Negligence and Malpractice
by Pierre Mallia MD MPhil PhD FRCGP
Director, Centre for Bioethics, Medical School
Negligence is a departure from a due standard of care. Standards of care are set up by the profession not merely as a guideline to doctors, but as a minimum requirement. It is about proper management and also about patient rights. CME programmes that do not aim to divulge what the standard of care is may not be imparting to professionals what is expected from them. Although practices may vary before they become actual ‘standards’, some practices may also be abandoned, and those who continue to practice them may of course be guilty of malpractice.
However, doctors may be held to different standards of care. This is often referred to as the Bolam principle following a case where a GP was not found guilty for giving treatment which did not meet the standard which would have been expected from a specialist giving that same treatment. Of course this inherently also means that doctors may not go outside the boundaries of their practice into more specialised areas, unless there is absolutely no alternative. In life-saving circumstances a doctor may be exempt from not keeping state-of-the-art equipment at hand – everyone knows that a defibrillator is becoming standard practise in advanced CPR, but doctors are not expected to purchase such instruments.
We need to distinguish between malpractice and negligence. Negligence is a legal term with a specific definition derived from tort law.
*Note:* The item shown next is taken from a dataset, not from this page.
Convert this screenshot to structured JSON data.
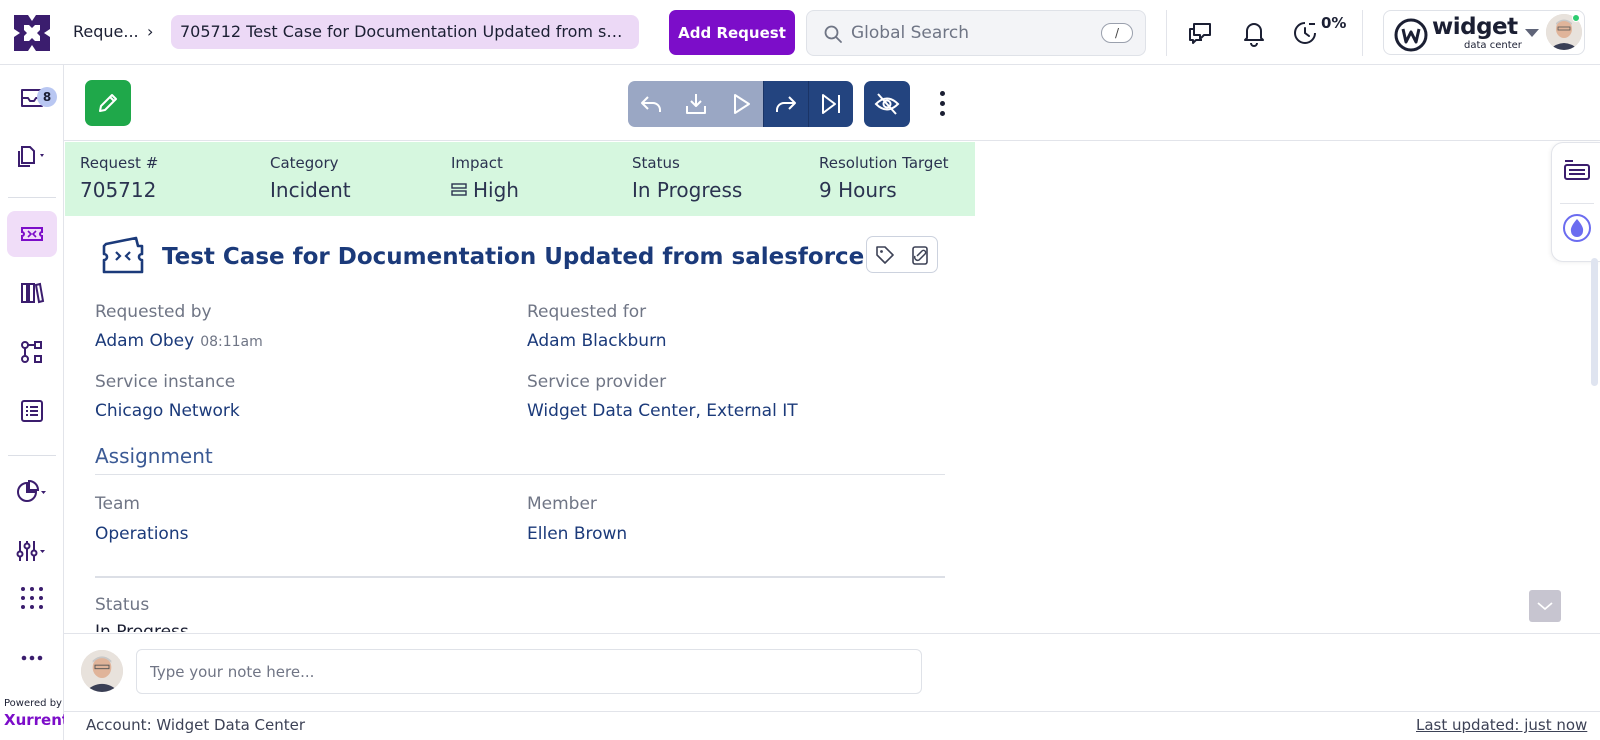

In essence, for health care professionals to be found negligent, four conditions2 must apply:
- The professional must have a duty to the patient
- The professional must breach that duty
- A harm must be caused
- The harm must be a direct result of that breach of duty.
The fourth condition is the ‘nexus’ condition, which means that there must be a connection between the first two conditions and the third. A closer look at these conditions reveals that it is important, in assessing situations, to define the duties of the individuals. This becomes more complicated with our concepts of teamwork etc. But each individual must function properly – a chain is as strong as its weakest link, and sometimes that weak link must be rectified.
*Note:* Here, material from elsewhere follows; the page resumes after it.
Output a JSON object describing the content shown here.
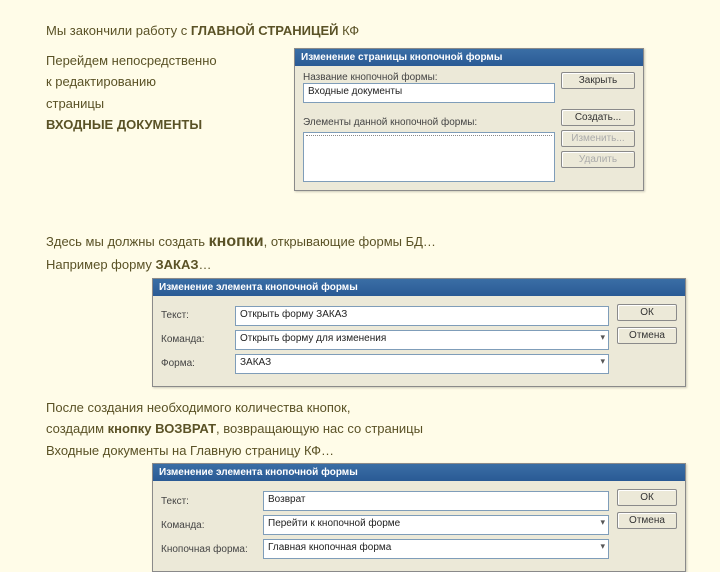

Harm defines invasive actions; injury, on the other hand can involve other issues besides harm – such as loss of work. The above implies that not all injury may be claimed as a result of the breach of duty; but this depends on interpretation of the facts and on the court.
An important consideration is that breaches of duty need not only consider deliberate acts but also unintentional ones and omissions as well as commissions. Thus, failing to impart proper informed consent as described in the previous two articles, makes one negligent and legally liable should harm be caused – such as a recognized complication of which the patient was not made aware of.
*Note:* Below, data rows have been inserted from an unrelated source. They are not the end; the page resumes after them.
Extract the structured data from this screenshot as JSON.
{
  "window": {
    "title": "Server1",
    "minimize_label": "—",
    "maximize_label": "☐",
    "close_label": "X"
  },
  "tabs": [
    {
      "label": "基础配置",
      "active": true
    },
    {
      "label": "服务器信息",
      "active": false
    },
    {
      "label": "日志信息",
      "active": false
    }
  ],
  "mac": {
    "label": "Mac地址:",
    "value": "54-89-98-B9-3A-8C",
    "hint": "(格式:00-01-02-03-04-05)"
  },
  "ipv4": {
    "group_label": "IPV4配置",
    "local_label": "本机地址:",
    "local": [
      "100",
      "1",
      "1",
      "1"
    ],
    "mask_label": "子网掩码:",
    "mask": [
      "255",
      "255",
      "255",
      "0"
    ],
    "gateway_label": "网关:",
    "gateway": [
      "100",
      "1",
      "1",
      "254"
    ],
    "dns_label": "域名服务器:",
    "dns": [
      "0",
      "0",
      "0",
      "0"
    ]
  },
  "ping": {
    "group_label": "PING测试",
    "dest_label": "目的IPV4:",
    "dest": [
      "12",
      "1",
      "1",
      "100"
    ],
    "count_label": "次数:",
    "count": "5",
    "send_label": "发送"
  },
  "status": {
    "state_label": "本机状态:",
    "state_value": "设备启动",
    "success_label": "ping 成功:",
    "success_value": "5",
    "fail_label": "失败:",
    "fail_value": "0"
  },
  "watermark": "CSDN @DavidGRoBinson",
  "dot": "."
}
An unfortunate consequence of these adversarial systems is that it may encourage patients and doctors to see themselves as adversaries; and as illogical as it may sound, even though medical protection societies encourage doctors to remain silent once proceedings have started3, admitting a prompt, sympathetic and truthful account at the beginning has been shown to be satisfactory to many patients, who feel the need not to be left in the dark, and perhaps actually decreased litigation. In the UK there are suggestions to impose a duty on health care professionals to give candid explanations when things go wrong.3 Even if it is not law, such a suggestion takes indeed the higher moral ground.
References
1. Beauchamp TL, Childress JF. Principles of Biomedical Ethics. 4th ed. England: Oxford University Press, 1994: 194.
2. Baxter C, Brennan MG, ColdicottY, Moller M, Medical Ethics and law. England: PasTest, 2005: 46, 195.
3. Montgomery J. Health Care Law. 2nd ed. England: Oxford University Press. 191.